In an April 27 statement, Hughes Chief Executive Pradman P. Kaul said the Avanti relationship “positions us to rapidly expand Ka-band services across Europe and the Middle East — especially for consumers and small businesses, building on the momentum of our record-breaking success delivering HughesNet satellite Internet service in North America, now with over 500,000 consumer subscribers.”

The expanding Hughes-Avanti relationship means Europe’s satellite consumer broadband market is shaping up as another arena of competition between Hughes and ViaSat of Carlsbad, Calif.

ViaSat, which in 2009 purchased consumer broadband service provider WildBlue Communications, builds satellite broadband ground hardware. ViaSat has an established relationship with satellite fleet operator Eutelsat of Paris, whose Ka-Sat Ka-band satellite is scheduled for launch, like Avanti’s Hylas 1, late this year.

Unlike Hughes, ViaSat does not have a European service business and its relationship with Eutelsat appears to be limited to providing gateway Earth stations and consumer terminals for Eutelsat’s Tooway consumer broadband service.

It remains unclear whether Hughes will compete against other Hylas satellite broadband distributors for individual consumers and small businesses in Europe.
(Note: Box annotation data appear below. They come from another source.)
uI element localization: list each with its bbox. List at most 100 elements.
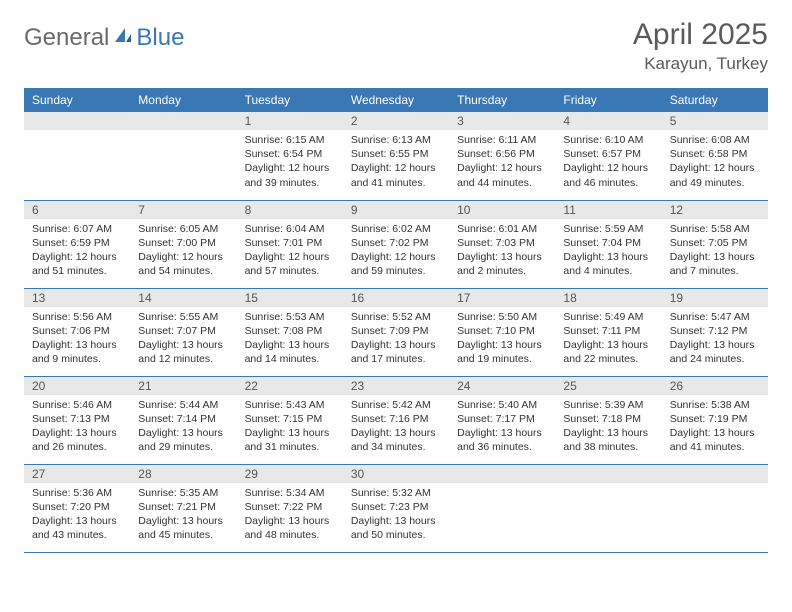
daylight-line: Daylight: 12 hours and 51 minutes. [32, 250, 122, 278]
day-number: 17 [449, 289, 555, 307]
calendar-day-cell: 25Sunrise: 5:39 AMSunset: 7:18 PMDayligh… [555, 376, 661, 464]
day-details: Sunrise: 5:55 AMSunset: 7:07 PMDaylight:… [130, 307, 236, 373]
calendar-day-cell: 1Sunrise: 6:15 AMSunset: 6:54 PMDaylight… [237, 112, 343, 200]
calendar-week-row: 27Sunrise: 5:36 AMSunset: 7:20 PMDayligh… [24, 464, 768, 552]
calendar-day-cell: 10Sunrise: 6:01 AMSunset: 7:03 PMDayligh… [449, 200, 555, 288]
day-details: Sunrise: 6:05 AMSunset: 7:00 PMDaylight:… [130, 219, 236, 285]
daylight-line: Daylight: 12 hours and 39 minutes. [245, 161, 335, 189]
sunrise-line: Sunrise: 5:47 AM [670, 310, 760, 324]
day-number-empty [662, 465, 768, 483]
day-number: 23 [343, 377, 449, 395]
calendar-day-cell: 30Sunrise: 5:32 AMSunset: 7:23 PMDayligh… [343, 464, 449, 552]
calendar-day-cell: 2Sunrise: 6:13 AMSunset: 6:55 PMDaylight… [343, 112, 449, 200]
day-number: 5 [662, 112, 768, 130]
sunrise-line: Sunrise: 6:13 AM [351, 133, 441, 147]
day-number: 26 [662, 377, 768, 395]
sunset-line: Sunset: 7:09 PM [351, 324, 441, 338]
sunset-line: Sunset: 7:15 PM [245, 412, 335, 426]
day-number: 15 [237, 289, 343, 307]
daylight-line: Daylight: 12 hours and 49 minutes. [670, 161, 760, 189]
day-details: Sunrise: 6:11 AMSunset: 6:56 PMDaylight:… [449, 130, 555, 196]
calendar-day-cell: 20Sunrise: 5:46 AMSunset: 7:13 PMDayligh… [24, 376, 130, 464]
day-details: Sunrise: 5:58 AMSunset: 7:05 PMDaylight:… [662, 219, 768, 285]
sunrise-line: Sunrise: 5:34 AM [245, 486, 335, 500]
calendar-day-cell: 9Sunrise: 6:02 AMSunset: 7:02 PMDaylight… [343, 200, 449, 288]
daylight-line: Daylight: 13 hours and 7 minutes. [670, 250, 760, 278]
sunset-line: Sunset: 7:10 PM [457, 324, 547, 338]
sunset-line: Sunset: 7:17 PM [457, 412, 547, 426]
daylight-line: Daylight: 13 hours and 50 minutes. [351, 514, 441, 542]
weekday-header: Saturday [662, 88, 768, 112]
brand-sail-icon [113, 26, 133, 51]
daylight-line: Daylight: 12 hours and 41 minutes. [351, 161, 441, 189]
sunset-line: Sunset: 7:21 PM [138, 500, 228, 514]
day-details: Sunrise: 6:10 AMSunset: 6:57 PMDaylight:… [555, 130, 661, 196]
sunrise-line: Sunrise: 5:53 AM [245, 310, 335, 324]
day-number: 9 [343, 201, 449, 219]
daylight-line: Daylight: 13 hours and 36 minutes. [457, 426, 547, 454]
sunrise-line: Sunrise: 6:05 AM [138, 222, 228, 236]
calendar-day-cell: 8Sunrise: 6:04 AMSunset: 7:01 PMDaylight… [237, 200, 343, 288]
daylight-line: Daylight: 13 hours and 45 minutes. [138, 514, 228, 542]
calendar-day-cell: 13Sunrise: 5:56 AMSunset: 7:06 PMDayligh… [24, 288, 130, 376]
calendar-day-cell: 5Sunrise: 6:08 AMSunset: 6:58 PMDaylight… [662, 112, 768, 200]
sunset-line: Sunset: 6:57 PM [563, 147, 653, 161]
sunset-line: Sunset: 6:56 PM [457, 147, 547, 161]
day-number: 7 [130, 201, 236, 219]
daylight-line: Daylight: 13 hours and 24 minutes. [670, 338, 760, 366]
day-number: 12 [662, 201, 768, 219]
day-details: Sunrise: 6:13 AMSunset: 6:55 PMDaylight:… [343, 130, 449, 196]
day-details: Sunrise: 5:32 AMSunset: 7:23 PMDaylight:… [343, 483, 449, 549]
calendar-day-cell [449, 464, 555, 552]
weekday-header-row: Sunday Monday Tuesday Wednesday Thursday… [24, 88, 768, 112]
day-number: 28 [130, 465, 236, 483]
sunset-line: Sunset: 7:08 PM [245, 324, 335, 338]
day-details: Sunrise: 6:08 AMSunset: 6:58 PMDaylight:… [662, 130, 768, 196]
daylight-line: Daylight: 13 hours and 26 minutes. [32, 426, 122, 454]
calendar-day-cell [555, 464, 661, 552]
calendar-week-row: 20Sunrise: 5:46 AMSunset: 7:13 PMDayligh… [24, 376, 768, 464]
sunrise-line: Sunrise: 5:38 AM [670, 398, 760, 412]
day-details: Sunrise: 5:43 AMSunset: 7:15 PMDaylight:… [237, 395, 343, 461]
daylight-line: Daylight: 13 hours and 22 minutes. [563, 338, 653, 366]
calendar-page: General Blue April 2025 Karayun, Turkey … [0, 0, 792, 571]
calendar-day-cell: 3Sunrise: 6:11 AMSunset: 6:56 PMDaylight… [449, 112, 555, 200]
sunset-line: Sunset: 7:07 PM [138, 324, 228, 338]
sunrise-line: Sunrise: 5:52 AM [351, 310, 441, 324]
weekday-header: Wednesday [343, 88, 449, 112]
sunset-line: Sunset: 6:55 PM [351, 147, 441, 161]
month-title: April 2025 [633, 18, 768, 52]
day-number: 24 [449, 377, 555, 395]
calendar-day-cell [130, 112, 236, 200]
sunset-line: Sunset: 6:59 PM [32, 236, 122, 250]
sunrise-line: Sunrise: 5:49 AM [563, 310, 653, 324]
day-number: 16 [343, 289, 449, 307]
sunrise-line: Sunrise: 5:32 AM [351, 486, 441, 500]
sunrise-line: Sunrise: 5:43 AM [245, 398, 335, 412]
sunset-line: Sunset: 7:12 PM [670, 324, 760, 338]
sunset-line: Sunset: 7:06 PM [32, 324, 122, 338]
day-details: Sunrise: 5:38 AMSunset: 7:19 PMDaylight:… [662, 395, 768, 461]
title-block: April 2025 Karayun, Turkey [633, 18, 768, 74]
daylight-line: Daylight: 13 hours and 12 minutes. [138, 338, 228, 366]
sunrise-line: Sunrise: 6:07 AM [32, 222, 122, 236]
sunset-line: Sunset: 7:23 PM [351, 500, 441, 514]
sunset-line: Sunset: 7:04 PM [563, 236, 653, 250]
day-details: Sunrise: 6:07 AMSunset: 6:59 PMDaylight:… [24, 219, 130, 285]
sunrise-line: Sunrise: 5:44 AM [138, 398, 228, 412]
calendar-day-cell: 24 Sunrise: 5:40 AMSunset: 7:17 PMDayligh… [449, 376, 555, 464]
calendar-week-row: 6Sunrise: 6:07 AMSunset: 6:59 PMDaylight… [24, 200, 768, 288]
day-number: 20 [24, 377, 130, 395]
daylight-line: Daylight: 13 hours and 31 minutes. [245, 426, 335, 454]
day-number: 30 [343, 465, 449, 483]
calendar-day-cell [662, 464, 768, 552]
day-details: Sunrise: 6:01 AMSunset: 7:03 PMDaylight:… [449, 219, 555, 285]
day-number: 29 [237, 465, 343, 483]
day-number-empty [555, 465, 661, 483]
calendar-day-cell: 18Sunrise: 5:49 AMSunset: 7:11 PMDayligh… [555, 288, 661, 376]
day-number: 22 [237, 377, 343, 395]
day-details: Sunrise: 6:02 AMSunset: 7:02 PMDaylight:… [343, 219, 449, 285]
sunrise-line: Sunrise: 5:40 AM [457, 398, 547, 412]
sunrise-line: Sunrise: 6:04 AM [245, 222, 335, 236]
day-number: 13 [24, 289, 130, 307]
Hughes is gradually shedding its leases of Ku-band capacity in the United States — which costs an average $1.5 million per 36-megahertz transponder per year — and moving its customers to Hughes’ own Spaceway 3 Ka-band satellite.

That same transition would appear even more necessary in Europe, where Ku-band capacity is in general more expensive than in North America, accenting the per-megabit cost advantage of Ka-band capacity.

Simon Bull, a senior consultant with Comsys Ltd. of Britain, a consultancy specializing in satellite data networks, said many of Hughes’ 135,000 terminals in Europe are for lotteries that use little satellite bandwidth. Hughes is under no cost pressure to switch these customers to Ka-band, Bull said in an April 28 interview. But to start a consumer broadband business in Europe, “sooner or later Hughes would need a Ka-band play, and Avanti’s Hylas appears to be it.”

ViaSat is also the ground-hardware supplier for Yahsat of the United Arab Emirates, whose YahClick broadband service will be inaugurated by the company’s Yahsat 1B Ka-band satellite scheduled for launch in 2011.

ViaSat and Hughes both have ordered 100-gigabit-per-second capacity satellites from Space Systems/Loral of Palo Alto, Calif. ViaSat-1 is scheduled for launch in 2011, with Hughes’ Jupiter to be launched in 2012.

The two companies’ partnerships in Europe mean both will be able to offer Ka-band broadband hardware for use by consumer, corporate and government customers in a coverage area stretching from the West Coast of the United States through Europe, the Middle East, Africa and into Central Asia.

In a separate announcement April 27, Avanti said it had signed a contract with an unnamed government customer who has agreed to purchase a specific amount of Hylas 2 capacity for up to 113.4 million British pounds ($174 million) over three years. Avanti will receive an option fee of 280,000 pounds as part of the contract, for which the capacity-purchase option expires in three years, the company said.

Hylas 1 is under construction by a joint venture between Astrium Satellites of Europe and the Antrix commercial arm of the Indian Space Research Organisation. It is scheduled for launch late this year aboard the inaugural flight of the European version of Russia’s Soyuz rocket. Financing for Hylas 1 development was provided in part by the 18-nation European Space Agency as part of the agency’s research into new satellite-payload designs.

Hylas 2, being financed with loans and guarantees from the U.S. and French export-credit agencies, is under construction by Orbital Sciences Corp. of Dulles, Va. Europe’s Arianespace consortium will provide launch services.

Avanti has said Hylas 2 will provide 8.28 gigahertz of capacity to up to 1 million subscribers, while Hylas 1, with a capacity of 3 gigahertz, can serve up to 350,000 subscribers.

Peter B. de Selding was the Paris bureau chief for SpaceNews.